Last year county leaders struggled to keep increases to the tax levy under ten percent. So in order to deal with this new two percent cap, Douglas and his colleagues established a tax cap subcommittee.

“We’ve got to come up with a plan,” Douglas said. “It could mean anything. It could be a recommendation from this committee to freeze hiring, it could mean layoffs, it could mean freezing travel, it could mean doing away with some of the items that we currently budget for.”

Much like last year, Douglas said some popular county services are back on the chopping block – things like the Horace Nye Nursing Home and the fish hatchery, for example.

Douglas said lawmakers and taxpayers will have to answer some tough questions in the coming months.

“Every year we go into the hole around $2 million on the nursing home, and it’s not that we don’t want to provide a nursing home for our residents,” Douglas said. “But can I actually put on the backs of 39,000 residents a 100-bed nursing home for 99 to 100 people? Can I do that anymore? Can the Essex County residents afford this burden?”

Douglas said he wants to bring county workers back to the negotiation table in hopes of gaining some concessions ahead of what’s sure to be a tough budgeting season. “It’s going to be a change, but I think it’s something that we can work with," he said.

State Senator Betty Little was an ardent supporter of the tax cap bill. She said other states, like Pennsylvania and Massachusetts, survived similar laws and eventually shed their reputations as tax-laden governments.

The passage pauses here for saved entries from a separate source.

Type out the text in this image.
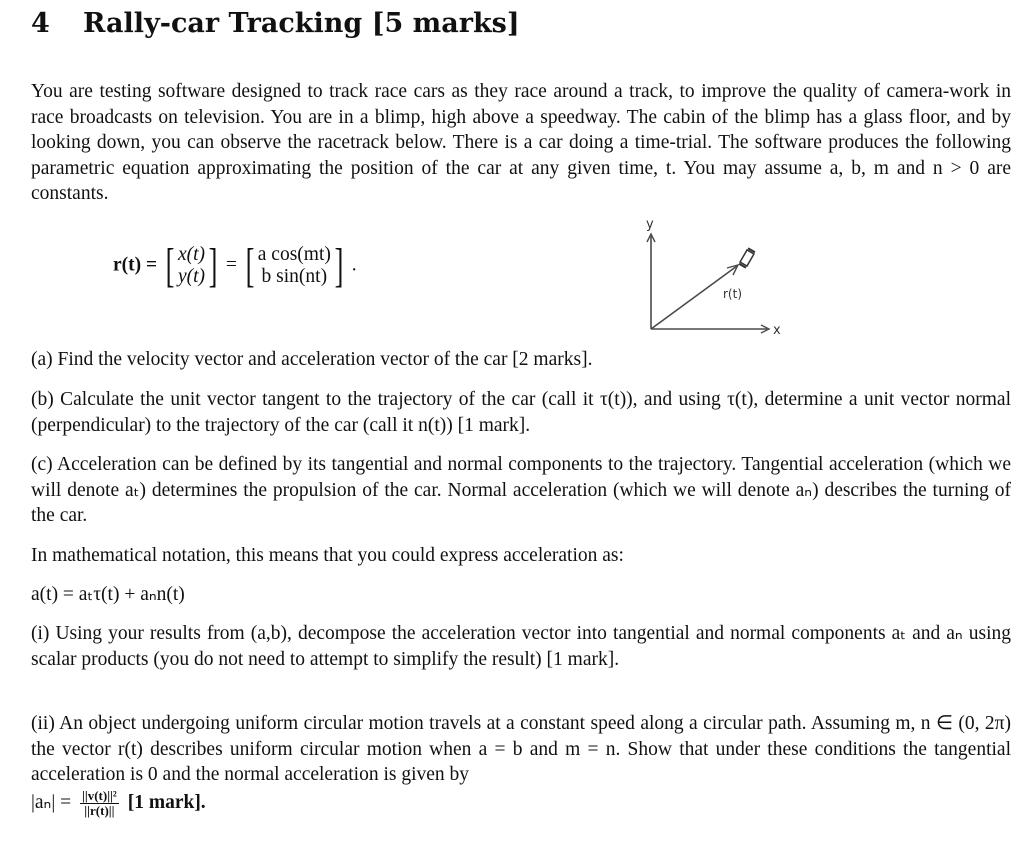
4 Rally-car Tracking [5 marks]

You are testing software designed to track race cars as they race around a track, to improve the quality of camera-work in race broadcasts on television. You are in a blimp, high above a speedway. The cabin of the blimp has a glass floor, and by looking down, you can observe the racetrack below. There is a car doing a time-trial. The software produces the following parametric equation approximating the position of the car at any given time, t. You may assume a, b, m and n > 0 are constants.

r(t) = [ x(t)
y(t) ] = [ a cos(mt)
b sin(nt) ] .
y
x
r(t)

(a) Find the velocity vector and acceleration vector of the car [2 marks].

(b) Calculate the unit vector tangent to the trajectory of the car (call it τ(t)), and using τ(t), determine a unit vector normal (perpendicular) to the trajectory of the car (call it n(t)) [1 mark].

(c) Acceleration can be defined by its tangential and normal components to the trajectory. Tangential acceleration (which we will denote aₜ) determines the propulsion of the car. Normal acceleration (which we will denote aₙ) describes the turning of the car.

In mathematical notation, this means that you could express acceleration as:

a(t) = aₜτ(t) + aₙn(t)

(i) Using your results from (a,b), decompose the acceleration vector into tangential and normal components aₜ and aₙ using scalar products (you do not need to attempt to simplify the result) [1 mark].

(ii) An object undergoing uniform circular motion travels at a constant speed along a circular path. Assuming m, n ∈ (0, 2π) the vector r(t) describes uniform circular motion when a = b and m = n. Show that under these conditions the tangential acceleration is 0 and the normal acceleration is given by

$|a_n| = \frac{\text{||v(t)||²}}{||r(t)||} [1$ mark].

According to Little, there are measures in the law that offer some reprieve for counties like Essex. “Capital projects, any pension costs over two percent – there’s some consideration that it won’t be included,” she said. “For instance if their pension costs went up five percent, only two percent of those pension costs would be included in the tax levy limitation.”

Little adds that some mandate relief was included in the legislation, and she says more is on the way.

Douglas said he’s going to need specifics soon, as Essex County is already piecing together its 2012 budget, a fiscal plan he hopes won’t include layoffs. “We’re going to be forced – our hands are going to be forced to do more with less, and that could include personnel reductions,” he said.

County lawmakers learned at this week’s meeting that the new tax cap could limit tax growth next year to just $147,000.

For North Country Public Radio, I’m Chris Morris.